TRUDEAU ‘OVERREACTING’ ON U.S. TARIFFS.
WASHINGTON • President Donald Trump’s top economic adviser said Sunday that Prime Minister Justin Trudeau is “overreacting” to new U.S. tariffs on steel and aluminum imports from Canada.
Speaking on Fox News Sunday, Larry Kudlow said that the Trump administration’s confrontation with Canada is a “family quarrel” that can still be resolved through negotiations. “These tariffs may go on for a while or they may not.”
The White House invoked national security concerns last week as justification for the tariffs, which it is also imposing on Mexico and the EU. Trudeau, in an interview with NBC’s Meet the Press, called that reasoning “quite frankly insulting and unacceptable,” considering the two countries’ long history of military co-operation.

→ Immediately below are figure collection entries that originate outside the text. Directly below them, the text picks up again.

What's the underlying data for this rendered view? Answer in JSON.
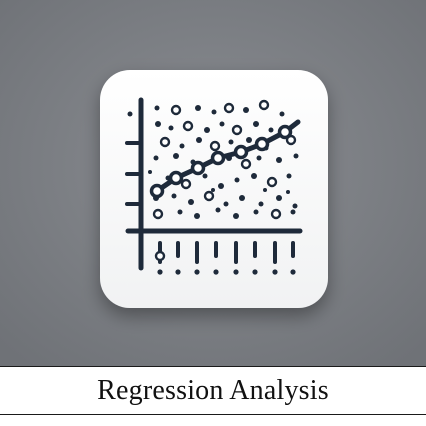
{
  "caption": "Regression Analysis",
  "icon": {
    "name": "regression-analysis-icon",
    "background_color": "#7d8085",
    "tile_color": "#ffffff",
    "ink_color": "#1e2a3a"
  }
}
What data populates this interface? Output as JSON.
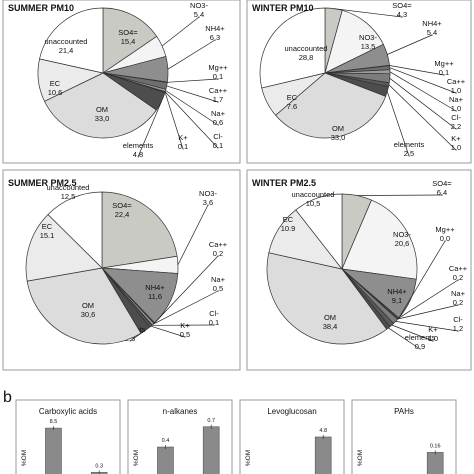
{
  "panel_a_label": "",
  "panel_b_label": "b",
  "chart_data": [
    {
      "type": "pie",
      "title": "SUMMER PM10",
      "categories": [
        "SO4=",
        "NO3-",
        "NH4+",
        "Mg++",
        "Ca++",
        "Na+",
        "Cl-",
        "K+",
        "elements",
        "OM",
        "EC",
        "unaccounted"
      ],
      "values": [
        15.4,
        5.4,
        6.3,
        0.1,
        1.7,
        0.6,
        0.1,
        0.1,
        4.8,
        33.0,
        10.6,
        21.4
      ],
      "value_labels": [
        "15,4",
        "5,4",
        "6,3",
        "0,1",
        "1,7",
        "0,6",
        "0,1",
        "0,1",
        "4,8",
        "33,0",
        "10.6",
        "21,4"
      ],
      "colors": [
        "#c9cac4",
        "#f4f4f4",
        "#8e8e8e",
        "#aaaaaa",
        "#6e6e6e",
        "#9c9c9c",
        "#7c7c7c",
        "#5a5a5a",
        "#4d4d4d",
        "#dcdcdc",
        "#ebebeb",
        "#ffffff"
      ]
    },
    {
      "type": "pie",
      "title": "WINTER PM10",
      "categories": [
        "SO4=",
        "NO3-",
        "NH4+",
        "Mg++",
        "Ca++",
        "Na+",
        "Cl-",
        "K+",
        "elements",
        "OM",
        "EC",
        "unaccounted"
      ],
      "values": [
        4.3,
        13.5,
        5.4,
        0.1,
        1.0,
        1.0,
        2.2,
        1.0,
        2.5,
        33.0,
        7.6,
        28.8
      ],
      "value_labels": [
        "4,3",
        "13,5",
        "5,4",
        "0,1",
        "1,0",
        "1,0",
        "2,2",
        "1,0",
        "2,5",
        "33,0",
        "7.6",
        "28,8"
      ],
      "colors": [
        "#c9cac4",
        "#f4f4f4",
        "#8e8e8e",
        "#aaaaaa",
        "#6e6e6e",
        "#9c9c9c",
        "#7c7c7c",
        "#5a5a5a",
        "#4d4d4d",
        "#dcdcdc",
        "#ebebeb",
        "#ffffff"
      ]
    },
    {
      "type": "pie",
      "title": "SUMMER PM2.5",
      "categories": [
        "SO4=",
        "NO3-",
        "NH4+",
        "Ca++",
        "Na+",
        "Cl-",
        "K+",
        "elements",
        "OM",
        "EC",
        "unaccounted"
      ],
      "values": [
        22.4,
        3.6,
        11.6,
        0.2,
        0.5,
        0.1,
        0.5,
        2.3,
        30.6,
        15.1,
        12.5
      ],
      "value_labels": [
        "22,4",
        "3,6",
        "11,6",
        "0,2",
        "0,5",
        "0,1",
        "0,5",
        "2,3",
        "30,6",
        "15.1",
        "12,5"
      ],
      "colors": [
        "#c9cac4",
        "#f4f4f4",
        "#8e8e8e",
        "#6e6e6e",
        "#9c9c9c",
        "#7c7c7c",
        "#5a5a5a",
        "#4d4d4d",
        "#dcdcdc",
        "#ebebeb",
        "#ffffff"
      ]
    },
    {
      "type": "pie",
      "title": "WINTER PM2.5",
      "categories": [
        "SO4=",
        "NO3-",
        "NH4+",
        "Mg++",
        "Ca++",
        "Na+",
        "Cl-",
        "K+",
        "elements",
        "OM",
        "EC",
        "unaccounted"
      ],
      "values": [
        6.4,
        20.6,
        9.1,
        0.0,
        0.2,
        0.2,
        1.2,
        1.0,
        0.9,
        38.4,
        10.9,
        10.5
      ],
      "value_labels": [
        "6,4",
        "20,6",
        "9,1",
        "0,0",
        "0,2",
        "0,2",
        "1,2",
        "1,0",
        "0,9",
        "38,4",
        "10.9",
        "10,5"
      ],
      "colors": [
        "#c9cac4",
        "#f4f4f4",
        "#8e8e8e",
        "#aaaaaa",
        "#6e6e6e",
        "#9c9c9c",
        "#7c7c7c",
        "#5a5a5a",
        "#4d4d4d",
        "#dcdcdc",
        "#ebebeb",
        "#ffffff"
      ]
    },
    {
      "type": "bar",
      "title": "Carboxylic acids",
      "ylabel": "%OM",
      "categories": [
        "bar1",
        "bar2"
      ],
      "values": [
        8.5,
        0.3
      ],
      "value_labels": [
        "8.5",
        "0.3"
      ],
      "ylim": [
        0,
        10
      ]
    },
    {
      "type": "bar",
      "title": "n-alkanes",
      "ylabel": "%OM",
      "categories": [
        "bar1",
        "bar2"
      ],
      "values": [
        0.4,
        0.7
      ],
      "value_labels": [
        "0.4",
        "0.7"
      ],
      "ylim": [
        0,
        0.8
      ]
    },
    {
      "type": "bar",
      "title": "Levoglucosan",
      "ylabel": "%OM",
      "categories": [
        "bar1",
        "bar2"
      ],
      "values": [
        0.0,
        4.8
      ],
      "value_labels": [
        "",
        "4.8"
      ],
      "ylim": [
        0,
        7
      ]
    },
    {
      "type": "bar",
      "title": "PAHs",
      "ylabel": "%OM",
      "categories": [
        "bar1",
        "bar2"
      ],
      "values": [
        0.0,
        0.16
      ],
      "value_labels": [
        "",
        "0.16"
      ],
      "ylim": [
        0,
        0.4
      ]
    }
  ]
}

“The fact that the president has moved forward with these tariffs is not just going to hurt Canadian jobs. It’s going to hurt U.S. jobs as well, and neither of those things is something that Canada wants to see,” Trudeau said.
In the reports from the U.S. Department of Commerce on the steel and aluminum national security investigations, the American concerns have little to do with fears that Canada or Canadian steel directly pose a threat. Instead, they argue, the increase in foreign imports has shut down U.S. steel and aluminum plants, leaving the U.S. industry at risk of becoming unsustainable.
If the U.S. cannot produce enough steel or aluminum to meet basic national defence requirements, the reports suggest, it is a national security threat.
The documents also discuss the impact on national security from economic threats and unemployment.
They cite a 35 per cent drop in steel industry jobs in America over the last 20 years as foreign steel displaced U.S. production and a 58 per cent drop in aluminum production jobs between 2013 and 2016.